And how silence became my story
When people ask why I chose to write a memoir, I usually hesitate. The real answer isn’t tidy. It’s not a marketing tagline or a well-rehearsed elevator pitch. It’s layered, personal, and, if I’m being honest, still unfolding. So I thought I’d start here—with the first few lines from Chapter 1 of Bent but Not Broken: Surviving Silence, because they say more than I could in any introduction:
Today, silence means peace. A quiet room. A still morning. Coffee brewing. A deep breath, or a gentle spring rain.
However, when I was young, silence meant something else entirely. It wasn’t calm, it was survival. Silence meant no yelling. No slamming doors. No footsteps—no trouble coming down the hall.
When things were quiet, it meant we were safe—or at least safer. I learned early that the only way to stay invisible was to say nothing at all. In my world, silence wasn’t the absence of noise—it was the presence of control. But disappearing came at a cost. The quieter I became, the harder it was to remember I had a voice.
I didn’t begin as a writer. I began as a reader. Books were my lifeline—first as an escape, later as a kind of armor. They took me away to places where the monsters could be fought and sometimes even defeated. I read constantly. At school, a book in my hands became a shield—something I could hide behind. Books didn’t stare. They didn’t ask questions. They didn’t notice the sadness, or the weight of shame, or the invisible heaviness I carried. I trusted them. They never disappointed me, and I never had to worry about disappointing them.
For a long time, I never imagined I could write one. I never thought my words would matter to anyone else, let alone carry the weight of truth. But somewhere, quietly, a seed was planted: maybe I could be the kind of writer I once needed. Maybe I could offer someone else the comfort I used to find tucked between the pages of a library book.
I tried to write my story many times over the years. I thought if I could finally tell it—truly tell it—it might loosen its grip on me. Maybe I’d be able to breathe a little easier. I tried to write it exactly as it happened. I tried giving people new names. I tried turning it into fiction. Nothing worked. Every version felt hollow. No matter how I approached it, the story stayed tangled in my chest.
As a teacher, I’ve worked on guiding students through their own narratives. I’ve taught them how to write about their memories, their families, their fears. And like any good teacher, I wrote alongside them—safe essays about my gram, or buying a kayak, or the quiet beauty of Mount Ascutney. I wrote stories that felt safe to share, and I got used to dipping just a toe into deeper waters without ever really jumping in.
Then, earlier this year, I started an extra-curricular creative writing group where students were encouraged to write novels. I told them I would write with them. I meant it. Twice a week, I sat down and typed while they worked quietly around me. At first, I tried fiction again. One story idea involved undoing past mistakes; another began as a mystery with a woman waking up in a hospital with no memory of who she was. But neither story made it very far. They didn’t hold me the way my truth did.

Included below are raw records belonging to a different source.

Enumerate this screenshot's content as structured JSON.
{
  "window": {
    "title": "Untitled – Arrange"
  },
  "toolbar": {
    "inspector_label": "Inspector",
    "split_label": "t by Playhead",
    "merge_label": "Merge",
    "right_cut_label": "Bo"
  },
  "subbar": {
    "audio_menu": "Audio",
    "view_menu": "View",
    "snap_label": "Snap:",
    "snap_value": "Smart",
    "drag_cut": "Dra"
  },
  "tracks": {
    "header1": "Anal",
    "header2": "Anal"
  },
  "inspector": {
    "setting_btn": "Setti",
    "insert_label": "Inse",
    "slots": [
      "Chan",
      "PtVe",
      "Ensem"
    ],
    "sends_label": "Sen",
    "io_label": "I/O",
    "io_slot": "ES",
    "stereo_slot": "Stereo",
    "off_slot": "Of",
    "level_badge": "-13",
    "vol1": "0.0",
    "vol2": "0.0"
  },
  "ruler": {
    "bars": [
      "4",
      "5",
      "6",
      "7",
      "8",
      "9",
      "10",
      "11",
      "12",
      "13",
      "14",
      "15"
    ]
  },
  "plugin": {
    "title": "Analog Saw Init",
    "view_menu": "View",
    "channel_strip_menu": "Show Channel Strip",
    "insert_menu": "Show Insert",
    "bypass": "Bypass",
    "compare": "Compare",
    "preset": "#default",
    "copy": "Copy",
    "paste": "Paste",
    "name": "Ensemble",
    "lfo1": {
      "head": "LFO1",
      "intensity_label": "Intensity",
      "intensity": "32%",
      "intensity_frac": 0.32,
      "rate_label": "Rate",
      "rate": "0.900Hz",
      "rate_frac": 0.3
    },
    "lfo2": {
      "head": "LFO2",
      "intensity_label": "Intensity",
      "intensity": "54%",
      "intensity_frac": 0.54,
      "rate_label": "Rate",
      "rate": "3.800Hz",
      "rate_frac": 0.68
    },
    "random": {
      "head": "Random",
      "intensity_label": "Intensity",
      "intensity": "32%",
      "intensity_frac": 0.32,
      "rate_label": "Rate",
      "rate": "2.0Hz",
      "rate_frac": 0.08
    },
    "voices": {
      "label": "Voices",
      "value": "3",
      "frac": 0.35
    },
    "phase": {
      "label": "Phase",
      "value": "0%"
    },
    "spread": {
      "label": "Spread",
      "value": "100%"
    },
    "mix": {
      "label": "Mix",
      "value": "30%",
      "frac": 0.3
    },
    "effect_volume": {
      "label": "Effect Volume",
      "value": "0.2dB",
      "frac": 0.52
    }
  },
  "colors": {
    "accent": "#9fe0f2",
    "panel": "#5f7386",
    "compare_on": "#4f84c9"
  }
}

In class, I kept writing personal essays—short, vivid ones. Something began to shift. When I wrote about a childhood memory, I could see myself inside it. When I wrote about a quiet morning on a mountaintop, I could feel it again, close my eyes and feel the sun on my face. Writing stopped being an exercise and started becoming something else entirely: a way back to myself.
On April 29, 2025, I sat down and began writing something I’d tried so many times before and failed. I started with my marriage. Maybe it was the emotion of my daughter preparing to get married herself. Maybe it was the ache of missing my late husband. Maybe I was finally ready. Whatever the reason, this time the words came. And they didn’t stop. I wrote every day for three weeks. And in those three weeks, I wrote over 75,000 words. It wasn’t just a journal or an essay or another attempt—it was a book. A memoir. Bent but Not Broken.
I write memoir because it’s the only way I know how to reclaim the parts of me that went silent for too long. I write to make sense of the chaos. I write to bear witness. I write for the girl who was told to disappear, and for the woman who spent years trying to remember she existed. I write because silence shouldn’t win. Because someone, somewhere, might be carrying a story like mine—and they need to know they’re not alone.
And if my words help even one person feel seen… then every sentence was worth it.